Two weeks ago, we held a company-wide inspection sales leader summit. I had the chance to stop by and speak to the room full of inspection sales leaders in attendance it was awesome to see the sales teams across our operating companies making connections, sharing best practices showing excitement for a common goal. Growing inspections has become increasingly within our control as we see the results of investing in our sales organizations. March was the highest month of inspection revenue on record for APi. As a reminder, we estimate that every dollar of inspection revenue typically leads to approximately $3-$4 of service revenue. On average, inspection service revenue is 10%+ higher gross margin than contract revenue monitoring revenue is 20%+ higher than contract revenue.

On top of this, growing our inspection customer base provides a larger installed base where we are often the first call for any repair or other service work. This inspection sales effort is the key pillar to achieving 60% of revenues from inspection, service monitoring, which is a key driver for achieving our 13% adjusted EBITDA margin target for 2025. Back to the rest of the results. Adjusted gross margin grew nicely in the Q1, up 40 basis points year-over-year. After easing up in the second half of last year, we saw inflation come back into play during the Q1 as certain prices rose across our suppliers.

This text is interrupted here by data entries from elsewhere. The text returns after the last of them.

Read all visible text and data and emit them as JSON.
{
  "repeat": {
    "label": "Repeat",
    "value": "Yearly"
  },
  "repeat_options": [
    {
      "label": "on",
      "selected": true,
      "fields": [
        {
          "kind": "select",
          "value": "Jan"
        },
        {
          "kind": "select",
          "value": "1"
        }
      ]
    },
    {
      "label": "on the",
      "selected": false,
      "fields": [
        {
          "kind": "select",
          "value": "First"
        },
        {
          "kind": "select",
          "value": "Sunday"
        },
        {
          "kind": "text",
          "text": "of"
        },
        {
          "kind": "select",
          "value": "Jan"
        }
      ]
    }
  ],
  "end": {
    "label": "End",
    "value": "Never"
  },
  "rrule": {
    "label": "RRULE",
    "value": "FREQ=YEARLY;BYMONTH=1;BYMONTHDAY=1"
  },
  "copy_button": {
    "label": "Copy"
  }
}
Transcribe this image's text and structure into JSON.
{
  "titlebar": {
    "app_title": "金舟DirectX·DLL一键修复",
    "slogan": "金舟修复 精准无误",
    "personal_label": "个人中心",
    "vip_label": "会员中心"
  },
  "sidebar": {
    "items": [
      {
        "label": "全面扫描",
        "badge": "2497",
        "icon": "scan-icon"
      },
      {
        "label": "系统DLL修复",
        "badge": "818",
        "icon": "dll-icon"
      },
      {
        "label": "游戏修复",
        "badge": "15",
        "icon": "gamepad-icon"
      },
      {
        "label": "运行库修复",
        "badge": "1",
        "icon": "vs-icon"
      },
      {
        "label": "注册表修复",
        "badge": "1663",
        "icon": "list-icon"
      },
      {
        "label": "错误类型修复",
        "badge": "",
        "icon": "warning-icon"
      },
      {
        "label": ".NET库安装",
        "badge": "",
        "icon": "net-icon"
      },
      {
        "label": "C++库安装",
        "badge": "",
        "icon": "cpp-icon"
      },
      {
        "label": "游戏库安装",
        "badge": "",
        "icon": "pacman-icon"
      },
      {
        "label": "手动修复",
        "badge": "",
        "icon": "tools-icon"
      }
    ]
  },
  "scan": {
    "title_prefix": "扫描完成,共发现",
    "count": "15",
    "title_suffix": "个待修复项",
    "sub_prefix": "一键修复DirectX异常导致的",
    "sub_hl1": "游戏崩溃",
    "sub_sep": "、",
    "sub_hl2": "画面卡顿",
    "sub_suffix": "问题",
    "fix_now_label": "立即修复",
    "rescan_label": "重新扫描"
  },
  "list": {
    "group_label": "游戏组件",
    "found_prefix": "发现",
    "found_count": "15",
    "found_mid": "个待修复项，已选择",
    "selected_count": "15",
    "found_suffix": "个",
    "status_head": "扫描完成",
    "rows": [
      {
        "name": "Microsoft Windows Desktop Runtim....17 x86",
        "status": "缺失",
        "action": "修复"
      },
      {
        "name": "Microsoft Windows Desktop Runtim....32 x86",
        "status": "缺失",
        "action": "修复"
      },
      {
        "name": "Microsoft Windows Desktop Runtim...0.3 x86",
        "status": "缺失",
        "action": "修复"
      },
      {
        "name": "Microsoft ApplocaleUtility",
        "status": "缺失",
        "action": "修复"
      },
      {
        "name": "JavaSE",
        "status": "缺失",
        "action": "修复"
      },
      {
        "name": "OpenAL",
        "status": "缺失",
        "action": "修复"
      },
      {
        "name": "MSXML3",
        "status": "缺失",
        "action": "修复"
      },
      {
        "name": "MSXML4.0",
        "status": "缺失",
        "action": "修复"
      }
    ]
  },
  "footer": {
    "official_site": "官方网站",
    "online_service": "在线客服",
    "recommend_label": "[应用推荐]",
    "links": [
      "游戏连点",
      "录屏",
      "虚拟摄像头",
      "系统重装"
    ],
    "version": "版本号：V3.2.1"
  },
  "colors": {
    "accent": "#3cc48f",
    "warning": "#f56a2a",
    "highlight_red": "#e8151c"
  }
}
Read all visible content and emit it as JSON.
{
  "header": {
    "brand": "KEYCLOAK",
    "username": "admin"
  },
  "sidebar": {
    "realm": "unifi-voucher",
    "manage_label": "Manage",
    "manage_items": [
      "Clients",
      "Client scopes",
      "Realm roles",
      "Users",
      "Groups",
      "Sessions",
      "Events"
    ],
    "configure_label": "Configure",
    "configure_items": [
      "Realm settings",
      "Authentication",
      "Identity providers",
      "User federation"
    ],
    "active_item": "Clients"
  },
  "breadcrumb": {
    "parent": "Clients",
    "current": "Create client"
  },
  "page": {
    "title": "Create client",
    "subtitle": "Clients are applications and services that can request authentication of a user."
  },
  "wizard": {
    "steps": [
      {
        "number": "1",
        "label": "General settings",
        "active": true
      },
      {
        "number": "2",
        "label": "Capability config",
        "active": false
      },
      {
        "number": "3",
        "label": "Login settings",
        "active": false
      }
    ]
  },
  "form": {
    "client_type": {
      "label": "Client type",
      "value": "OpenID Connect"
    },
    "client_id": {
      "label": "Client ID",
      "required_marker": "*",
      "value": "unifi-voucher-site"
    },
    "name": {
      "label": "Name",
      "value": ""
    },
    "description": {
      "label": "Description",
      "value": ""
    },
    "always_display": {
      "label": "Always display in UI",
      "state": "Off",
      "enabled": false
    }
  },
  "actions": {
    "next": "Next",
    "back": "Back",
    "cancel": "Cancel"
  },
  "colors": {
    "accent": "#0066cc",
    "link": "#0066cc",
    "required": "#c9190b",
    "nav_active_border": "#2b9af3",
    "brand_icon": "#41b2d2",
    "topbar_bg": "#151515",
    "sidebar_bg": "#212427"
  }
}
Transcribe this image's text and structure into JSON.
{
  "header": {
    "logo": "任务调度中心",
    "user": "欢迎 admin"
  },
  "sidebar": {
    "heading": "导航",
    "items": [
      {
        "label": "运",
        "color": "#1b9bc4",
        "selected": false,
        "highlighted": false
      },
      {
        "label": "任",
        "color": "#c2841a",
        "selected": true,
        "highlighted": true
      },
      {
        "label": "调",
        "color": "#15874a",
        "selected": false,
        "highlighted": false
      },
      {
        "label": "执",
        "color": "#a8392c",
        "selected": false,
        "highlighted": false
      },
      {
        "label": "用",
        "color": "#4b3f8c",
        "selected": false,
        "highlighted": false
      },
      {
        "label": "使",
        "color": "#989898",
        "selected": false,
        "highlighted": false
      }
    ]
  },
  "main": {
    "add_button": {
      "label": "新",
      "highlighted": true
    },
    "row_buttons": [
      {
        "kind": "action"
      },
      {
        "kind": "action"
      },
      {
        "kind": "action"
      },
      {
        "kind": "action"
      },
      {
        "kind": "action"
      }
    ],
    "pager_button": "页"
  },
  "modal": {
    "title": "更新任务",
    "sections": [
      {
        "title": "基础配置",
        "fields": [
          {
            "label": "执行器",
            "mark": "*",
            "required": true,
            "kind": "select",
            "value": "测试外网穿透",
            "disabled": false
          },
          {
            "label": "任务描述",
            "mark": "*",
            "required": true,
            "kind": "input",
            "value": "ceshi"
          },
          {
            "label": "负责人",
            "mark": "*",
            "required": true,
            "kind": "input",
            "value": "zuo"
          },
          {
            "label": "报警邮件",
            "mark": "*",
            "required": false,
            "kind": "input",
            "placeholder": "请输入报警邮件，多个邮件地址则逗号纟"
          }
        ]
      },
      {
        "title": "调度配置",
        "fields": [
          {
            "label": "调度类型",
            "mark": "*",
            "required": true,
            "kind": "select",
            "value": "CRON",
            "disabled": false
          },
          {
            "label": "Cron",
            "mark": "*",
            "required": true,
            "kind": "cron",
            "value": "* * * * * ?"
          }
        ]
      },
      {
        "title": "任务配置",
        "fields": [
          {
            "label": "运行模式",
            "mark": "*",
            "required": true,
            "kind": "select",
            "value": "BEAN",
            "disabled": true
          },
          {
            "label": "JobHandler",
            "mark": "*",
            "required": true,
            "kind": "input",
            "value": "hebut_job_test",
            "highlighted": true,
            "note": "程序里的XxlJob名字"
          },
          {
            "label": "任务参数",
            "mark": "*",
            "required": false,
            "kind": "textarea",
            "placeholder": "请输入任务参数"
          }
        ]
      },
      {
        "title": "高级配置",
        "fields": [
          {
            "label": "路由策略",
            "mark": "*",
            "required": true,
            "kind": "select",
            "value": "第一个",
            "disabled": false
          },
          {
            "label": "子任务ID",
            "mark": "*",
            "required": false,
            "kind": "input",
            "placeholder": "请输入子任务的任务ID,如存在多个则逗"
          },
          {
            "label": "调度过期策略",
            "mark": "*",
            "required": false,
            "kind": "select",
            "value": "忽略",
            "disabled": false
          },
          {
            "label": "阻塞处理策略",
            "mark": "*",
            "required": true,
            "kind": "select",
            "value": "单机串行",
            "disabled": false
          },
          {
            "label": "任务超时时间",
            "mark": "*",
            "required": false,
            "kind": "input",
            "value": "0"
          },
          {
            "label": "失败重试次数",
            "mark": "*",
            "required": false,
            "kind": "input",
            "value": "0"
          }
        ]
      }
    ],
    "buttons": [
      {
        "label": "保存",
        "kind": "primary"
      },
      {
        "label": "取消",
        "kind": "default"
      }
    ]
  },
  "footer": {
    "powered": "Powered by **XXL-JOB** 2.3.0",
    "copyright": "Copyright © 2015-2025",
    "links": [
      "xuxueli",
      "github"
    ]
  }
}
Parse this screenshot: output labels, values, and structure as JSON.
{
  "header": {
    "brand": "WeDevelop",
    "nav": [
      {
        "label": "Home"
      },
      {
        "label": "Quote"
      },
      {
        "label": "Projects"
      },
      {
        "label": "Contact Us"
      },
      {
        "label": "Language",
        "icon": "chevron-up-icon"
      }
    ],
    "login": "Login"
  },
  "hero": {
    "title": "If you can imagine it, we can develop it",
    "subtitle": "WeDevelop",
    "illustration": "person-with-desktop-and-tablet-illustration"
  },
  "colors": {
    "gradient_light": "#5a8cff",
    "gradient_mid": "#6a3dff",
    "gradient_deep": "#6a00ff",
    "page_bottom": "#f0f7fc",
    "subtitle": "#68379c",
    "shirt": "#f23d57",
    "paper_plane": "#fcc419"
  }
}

In a challenging environment, I am pleased with leadership's commitment to driving gross margin improvements through pricing activities, implementing fuel surcharges, shifting business mix towards inspection, service monitoring, procurement initiatives disciplined project and customer selection. As a reminder, our small project size, averaging $5,000 in Safety Services and a short project duration of less than 6 months for the company, gives us the flexibility to manage inflationary pressures in our supply chain. Finally, adjusted free cash flow came in flat for the quarter, in line with our expectations for Q1 and reflected an improvement of $47 million versus the prior year period. Our international operations continue to perform as expected. At Chubb, I am confident we now have the leadership teams in place to execute our strategy and move the business forward.

In the Q1, we continued to accelerate top line growth in that business, marking the fourth straight quarter of organic growth after years of no growth prior to APi's ownership. In November, on our Q4 call, we went into detail on our strategy for Chubb and how we plan to execute our $100 million value capture plan by 2025. We are pleased with the team's progress executing the multi-pronged strategy while delivering solid operational performance. In summary, we are exiting the Q1 with strong demand. The business continues to perform well, our consolidated backlog remains near record highs business activity across both Safety and Specialty Services remains robust.

We are starting to see benefits of increased demand for our services, driven by federal funding flowing in the high-tech market within Safety Services and the infrastructure and utility markets we serve in Specialty Services. We challenged the team to remain focused on disciplined project and customer selection rather than growing for the sake of growth. I am pleased that it is beginning to show through improved profitability of projects in our backlog. We believe our robust backlog, variable cost structure, as well as the statutorily driven demand for our services and the diversity of the global end markets we serve provide predictable, recurring revenue opportunities and builds a protective moat around the business in any macroeconomic conditions.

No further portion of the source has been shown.